Picture: ISTOCK
Picture: ISTOCK

We Are the Ones We Need 
Sihle Bolani
Xarra Books

The subtitle to Sihle Bolani’s debut is The War on Black Professionals in Corporate South Africa. This made me think it would be a thoroughly researched book about the many issues that black professionals face in corporate SA.

In addition to Bolani’s personal story, I expected to read about the personal stories of countless other black professionals. I expected a reading experience similar to Pumla Dineo Gqola’s Rape: A South African Nightmare or Jacob Dlamini’s Native Nostalgia, an intensely researched book that shows the links between theory and real-life experiences in order to highlight an issue that South Africans seem too ready to dismiss unless they have experienced it themselves.

This is not what was delivered. Instead of Bolani giving us a broad overview of the systemic and structural racism that exists in corporate SA, she chose to show us how it manifested itself in her professional and personal life. There is nothing wrong with this: it is just that the subtitle created unmet expectations.

Bolani has nevertheless written an important book that has started  a vital conversation. 

In We Are The Ones We Need, Bolani gives a highly detailed account of how she was allegedly constructively dismissed as a de facto PR manager at one of SA’s big five banks.

Constructive dismissal occurs when an employer makes the working conditions of an employee so intolerable that the employee is left with no other choice but to resign. It is an unlawful practice that is extremely difficult to prove.

‘Intolerable working conditions’

The difficulty lies in the term “intolerable working conditions”, because “intolerable” is an ambiguous word. It is mostly contextual and perspective-based. What one person interprets as an intolerable work environment can be seen as perfectly alright by someone else. Therefore proving the intolerability beyond reasonable doubt is hard.

Bolani writes that her relationship with her boss soured after her white line manager verbally abused her in front of her coworkers. She was thereafter inundated with administrative work without additional staff. This distracted her from the tasks that were integral to her performance in her job. When it became clear to her that her line manager’s boss and HR personnel would not help her improve her situation, Bolani took her complaints to black people in more senior positions. This too did not help.

“Things look like they are changing in corporate SA because more black people are in senior positions,” Bolani said at the launch of her book at Sol Plaatje University in Kimberley in February. “They have positional power, not organisational power. So they don’t have the power to change the culture in the organisations.”

A member of the audience at the launch lamented her own experience of being verbally abused and discriminated against because she’s a black woman in the mining industry. These stories provide evidence that while companies claim diversity, inclusivity and transformation, issues of discrimination and abuse remain prevalent across the country. 

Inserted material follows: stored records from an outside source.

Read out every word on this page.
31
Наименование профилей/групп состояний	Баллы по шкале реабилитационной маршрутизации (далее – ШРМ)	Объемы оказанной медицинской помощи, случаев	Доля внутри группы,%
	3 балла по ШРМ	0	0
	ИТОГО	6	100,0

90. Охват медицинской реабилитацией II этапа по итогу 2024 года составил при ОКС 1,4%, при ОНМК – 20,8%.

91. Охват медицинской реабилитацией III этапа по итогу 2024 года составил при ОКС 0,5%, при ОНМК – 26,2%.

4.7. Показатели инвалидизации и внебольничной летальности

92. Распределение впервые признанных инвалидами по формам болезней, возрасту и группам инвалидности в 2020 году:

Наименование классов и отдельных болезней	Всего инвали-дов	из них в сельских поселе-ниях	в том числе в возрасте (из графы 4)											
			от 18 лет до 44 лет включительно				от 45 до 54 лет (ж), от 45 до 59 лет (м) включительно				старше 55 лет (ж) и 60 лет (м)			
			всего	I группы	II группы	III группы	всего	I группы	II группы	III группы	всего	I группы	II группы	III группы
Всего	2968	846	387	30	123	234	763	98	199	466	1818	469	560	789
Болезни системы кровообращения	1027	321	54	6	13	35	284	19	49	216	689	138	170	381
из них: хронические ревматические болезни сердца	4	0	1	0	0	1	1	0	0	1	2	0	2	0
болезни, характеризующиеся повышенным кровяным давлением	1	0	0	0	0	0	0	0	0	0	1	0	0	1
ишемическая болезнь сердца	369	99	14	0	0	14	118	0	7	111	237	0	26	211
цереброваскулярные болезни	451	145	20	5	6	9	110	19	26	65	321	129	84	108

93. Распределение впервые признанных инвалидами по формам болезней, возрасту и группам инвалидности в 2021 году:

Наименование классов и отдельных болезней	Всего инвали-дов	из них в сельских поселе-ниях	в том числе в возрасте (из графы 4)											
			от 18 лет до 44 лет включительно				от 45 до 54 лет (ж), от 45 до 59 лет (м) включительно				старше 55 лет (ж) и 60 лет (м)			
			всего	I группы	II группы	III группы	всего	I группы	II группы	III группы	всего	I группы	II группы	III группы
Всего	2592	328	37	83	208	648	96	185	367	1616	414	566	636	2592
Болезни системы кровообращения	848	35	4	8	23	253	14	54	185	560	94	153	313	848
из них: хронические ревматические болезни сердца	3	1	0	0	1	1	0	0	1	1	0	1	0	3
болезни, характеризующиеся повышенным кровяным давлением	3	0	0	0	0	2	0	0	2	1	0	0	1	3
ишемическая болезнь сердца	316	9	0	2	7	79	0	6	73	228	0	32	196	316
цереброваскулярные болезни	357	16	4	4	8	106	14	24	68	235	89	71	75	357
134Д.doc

Bolani goes into great detail about conversations she had with her white superiors and e-mail exchanges with her black seniors about the way she was treated. One would think that such an overly detailed approach would be a bore, but Bolani has found a way to make the book an easy and quick read. Her book reads like a long WhatsApp text from a close friend. 

All sectors of our society are microcosms of society at large. This book makes an important contribution to the discourse of structural racism in SA in general. This was a point that was stressed by author and academic Sabata-mpho Mokae at the launch.

When Mokae introduced Bolani, he spoke about what Keorapetse Kgositsile called “the debt we must pay to the future”. In starting an important conversation, Bolani’s book does the difficult work of starting to pay a debt to future black South Africans so that they do not have to go through the same experiences.